The dramatic price drops aren’t confined to airfare; the housing market is also seeing significant discounts, with some properties being sold at up to 70% off. Earlier this year, the Wall Street Journal reported that a key advisory body in China had prepared a report warning the Chinese leadership that without urgent measures to boost the economy, China risked falling into a deflationary spiral akin to the Great Depression in the United States from 1929 to 1933.

According to the report, Xi Jinping asked his advisers about the characteristics of deflation. After learning that it involves falling prices, he allegedly responded, “What’s wrong with deflation? Won’t people be happier if goods become cheaper?” This comment drew comparisons to Emperor Hui of Jin, who infamously responded to reports of famine by asking, “Why don’t they eat meat instead?”
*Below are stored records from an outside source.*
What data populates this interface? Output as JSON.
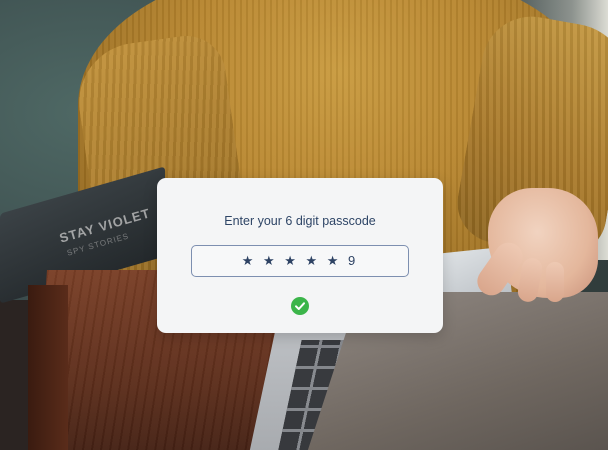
{
  "dialog": {
    "prompt": "Enter your 6 digit passcode",
    "passcode_display": "★ ★ ★ ★ ★ 9",
    "status_icon": "check-circle-icon",
    "status_color": "#3bb54a"
  },
  "background": {
    "book_title": "STAY VIOLET",
    "book_subtitle": "SPY STORIES"
  }
}
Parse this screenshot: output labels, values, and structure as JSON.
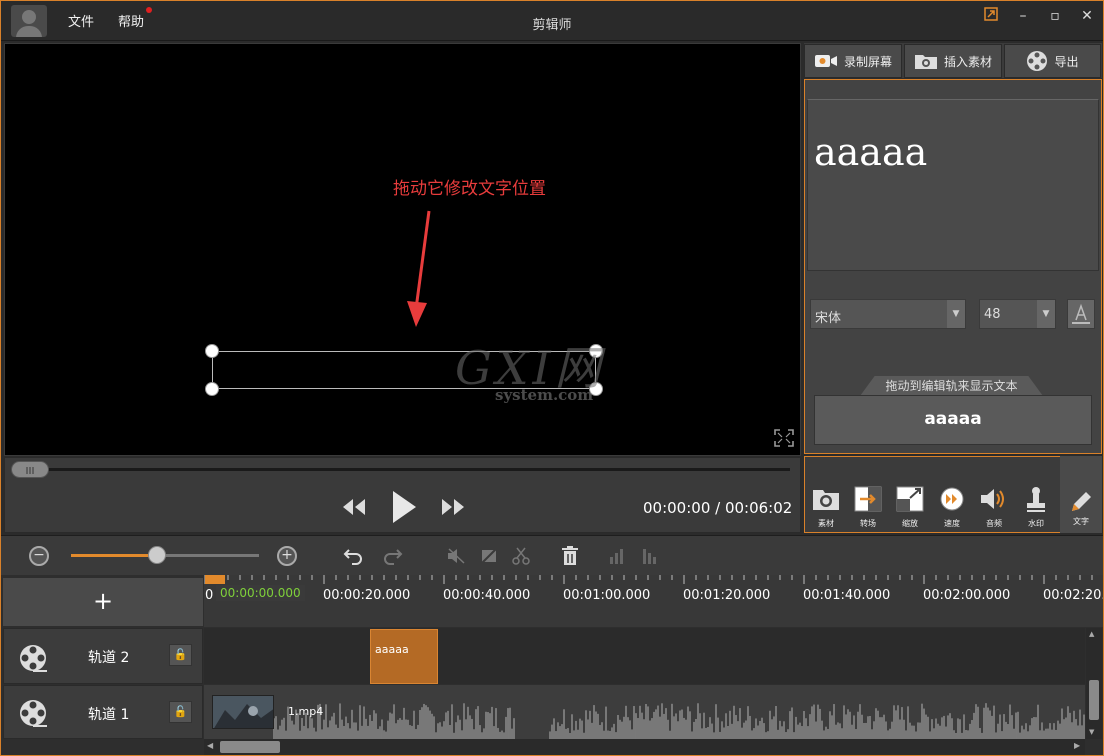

The historical ridicule of Emperor Hui’s ignorance has persisted for over a thousand years, and if the rumored comment by Xi Jinping is true, it could similarly go down in history as a glaring misunderstanding of the grave consequences of deflation. The report described two types of deflation: structural deflation and debt-driven deflation. Experts warned Xi that the current issue is debt-driven deflation, similar to what occurred during the Great Depression.

This deflation spiral tightens liquidity at every turn, as production, distribution, and consumption cycles shrink further, resembling a spring that compresses more with each rotation, ultimately plunging society into economic stagnation. The root cause of this deflationary phenomenon is excessive borrowing by individuals and entities that shouldn’t have had access to such loans. When these borrowers fail to repay their debts, they are forced to sell off assets either at high prices to extract liquidity or at deep discounts due to falling asset values. Both scenarios lead to slower economic circulation.

When companies face declining profits due to asset devaluation, they reduce production and begin laying off workers, triggering competition for survival. Banks, suffering from their own losses and declining confidence in borrowers’ repayment abilities, have tightened credit. Even high-quality businesses find it challenging to secure loans, and existing loans are being called in or not renewed. This has led to many companies going bankrupt, further slowing down economic circulation. Each cycle from production to consumption shrinks, with spending on both sides decreasing. Prices may be falling, but people’s wallets are shrinking even faster, and purchasing power is declining at an accelerated rate.

Today, in China, more than 50% of total social debt consists of bank loans, whether from household debt or hidden debts from local governments. Therefore, China’s deflation is a classic case of debt-driven deflation, involving simultaneous drops in wages and prices, rising unemployment rates, and an increase in the real value of debt. This is the most painful form of deflation, contributing to a heavy atmosphere of economic struggle.

China’s deflationary crisis presents a significant challenge that requires swift and comprehensive measures to counteract. The Chinese leadership must address the underlying causes of this economic downturn, such as excessive borrowing and tightening liquidity. Implementing policies to stimulate consumption, encourage investment, and stabilize prices will be crucial in averting a deeper economic crisis. Without proactive measures, China risks prolonged economic stagnation, with far-reaching consequences for both its domestic and global economic standing.